I used Charles Goddard's mergekit.
AlpinDale
It's up on Kobold Horde, you can give it a try yourself. Select the model from the AI menu. I think it's gonna be up for the weekend.
As I mentioned here, it'd perform poorly on benchmarks until it's went through a few steps of full finetuning so the weight disagreement is ironed out.
Makes sense the benchmark results would be surprisingly low for goliath. After playing around with it for a few days, I've noticed two glaring issues:
- it tends to make slight spelling mistakes
- it hallucinates words They happen rarely, but frequent enough to throw off benchmarks. I'm very positive this can be solved by a quick full finetune over a 100 or so steps, which would align the layers to better work together.
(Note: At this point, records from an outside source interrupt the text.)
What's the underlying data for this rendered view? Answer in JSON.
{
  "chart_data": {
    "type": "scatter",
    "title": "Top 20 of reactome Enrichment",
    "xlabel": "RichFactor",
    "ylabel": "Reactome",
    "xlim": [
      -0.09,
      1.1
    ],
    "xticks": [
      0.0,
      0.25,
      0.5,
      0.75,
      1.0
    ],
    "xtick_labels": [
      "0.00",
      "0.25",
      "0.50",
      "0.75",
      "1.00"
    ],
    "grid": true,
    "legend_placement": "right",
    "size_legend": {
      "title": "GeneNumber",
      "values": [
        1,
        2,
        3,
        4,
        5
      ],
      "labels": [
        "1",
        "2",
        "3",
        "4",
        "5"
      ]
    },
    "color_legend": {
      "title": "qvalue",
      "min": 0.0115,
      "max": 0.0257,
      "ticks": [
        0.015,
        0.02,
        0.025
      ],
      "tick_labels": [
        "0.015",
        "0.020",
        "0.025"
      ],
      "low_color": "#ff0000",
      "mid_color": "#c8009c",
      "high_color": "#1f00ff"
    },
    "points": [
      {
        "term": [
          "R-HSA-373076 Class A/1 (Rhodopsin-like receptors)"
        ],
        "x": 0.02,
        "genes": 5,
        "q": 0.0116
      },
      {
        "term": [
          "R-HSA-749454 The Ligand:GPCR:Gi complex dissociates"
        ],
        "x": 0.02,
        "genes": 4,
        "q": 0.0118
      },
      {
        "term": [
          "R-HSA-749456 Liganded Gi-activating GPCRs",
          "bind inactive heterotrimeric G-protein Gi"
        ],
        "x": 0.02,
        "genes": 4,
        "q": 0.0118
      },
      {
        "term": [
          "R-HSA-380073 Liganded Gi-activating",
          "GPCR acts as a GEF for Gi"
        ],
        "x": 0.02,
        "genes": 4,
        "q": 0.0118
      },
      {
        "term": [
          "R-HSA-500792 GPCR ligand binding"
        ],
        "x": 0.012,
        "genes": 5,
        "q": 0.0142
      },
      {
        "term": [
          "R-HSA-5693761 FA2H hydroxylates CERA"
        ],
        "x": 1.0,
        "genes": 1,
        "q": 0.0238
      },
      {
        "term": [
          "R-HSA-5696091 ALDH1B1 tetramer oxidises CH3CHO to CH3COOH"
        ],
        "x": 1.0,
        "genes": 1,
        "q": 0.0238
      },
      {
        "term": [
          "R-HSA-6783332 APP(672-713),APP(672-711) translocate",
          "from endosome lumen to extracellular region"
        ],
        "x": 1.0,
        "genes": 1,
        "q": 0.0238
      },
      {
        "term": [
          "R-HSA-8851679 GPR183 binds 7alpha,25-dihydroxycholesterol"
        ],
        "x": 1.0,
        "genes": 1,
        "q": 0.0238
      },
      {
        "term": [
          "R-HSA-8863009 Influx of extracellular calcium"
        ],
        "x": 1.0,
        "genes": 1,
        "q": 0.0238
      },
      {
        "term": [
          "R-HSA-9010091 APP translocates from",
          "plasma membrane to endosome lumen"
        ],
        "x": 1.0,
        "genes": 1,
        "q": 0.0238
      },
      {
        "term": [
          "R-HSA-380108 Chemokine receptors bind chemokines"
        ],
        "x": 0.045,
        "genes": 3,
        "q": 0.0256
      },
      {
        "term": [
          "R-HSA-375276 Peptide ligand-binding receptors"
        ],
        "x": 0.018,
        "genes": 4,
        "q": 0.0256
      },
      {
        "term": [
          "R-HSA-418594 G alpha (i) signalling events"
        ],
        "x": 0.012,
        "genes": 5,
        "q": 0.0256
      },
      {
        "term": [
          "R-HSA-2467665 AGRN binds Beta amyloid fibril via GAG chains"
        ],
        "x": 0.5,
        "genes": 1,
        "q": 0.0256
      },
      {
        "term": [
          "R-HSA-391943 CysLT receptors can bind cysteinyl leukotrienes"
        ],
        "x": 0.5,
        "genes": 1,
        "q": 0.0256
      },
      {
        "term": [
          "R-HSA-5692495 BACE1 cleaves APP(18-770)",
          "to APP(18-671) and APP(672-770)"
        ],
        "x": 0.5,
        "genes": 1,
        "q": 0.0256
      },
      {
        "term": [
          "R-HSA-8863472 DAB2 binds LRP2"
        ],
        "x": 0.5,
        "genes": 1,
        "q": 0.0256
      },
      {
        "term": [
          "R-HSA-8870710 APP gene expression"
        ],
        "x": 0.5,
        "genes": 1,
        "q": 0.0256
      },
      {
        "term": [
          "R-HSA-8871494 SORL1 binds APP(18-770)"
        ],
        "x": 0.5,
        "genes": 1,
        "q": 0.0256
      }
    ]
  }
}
The shearing process would likely need to close to 1 billion tokens of data, so I'd guess about a few days on ~24x A100-80G/H100s. And if we get a ~50B model out of it, we'd need to train that on around ~100B tokens, which would need at least 10x H100s for a few weeks. Overall, very expensive.
And yes, princeton-nlp did a few shears of Llama2 7B/13B. It's up on their HuggingFace.
>confirmation bias
That's true. The model is up on the Kobold Horde if anyone wants to give it a try.
Yes well it should perform much higher than that. Turboderp ran MMLU at 3.25bpw and it was performing worse than other 70B models. I assume quantization further degrades the spelling consistency.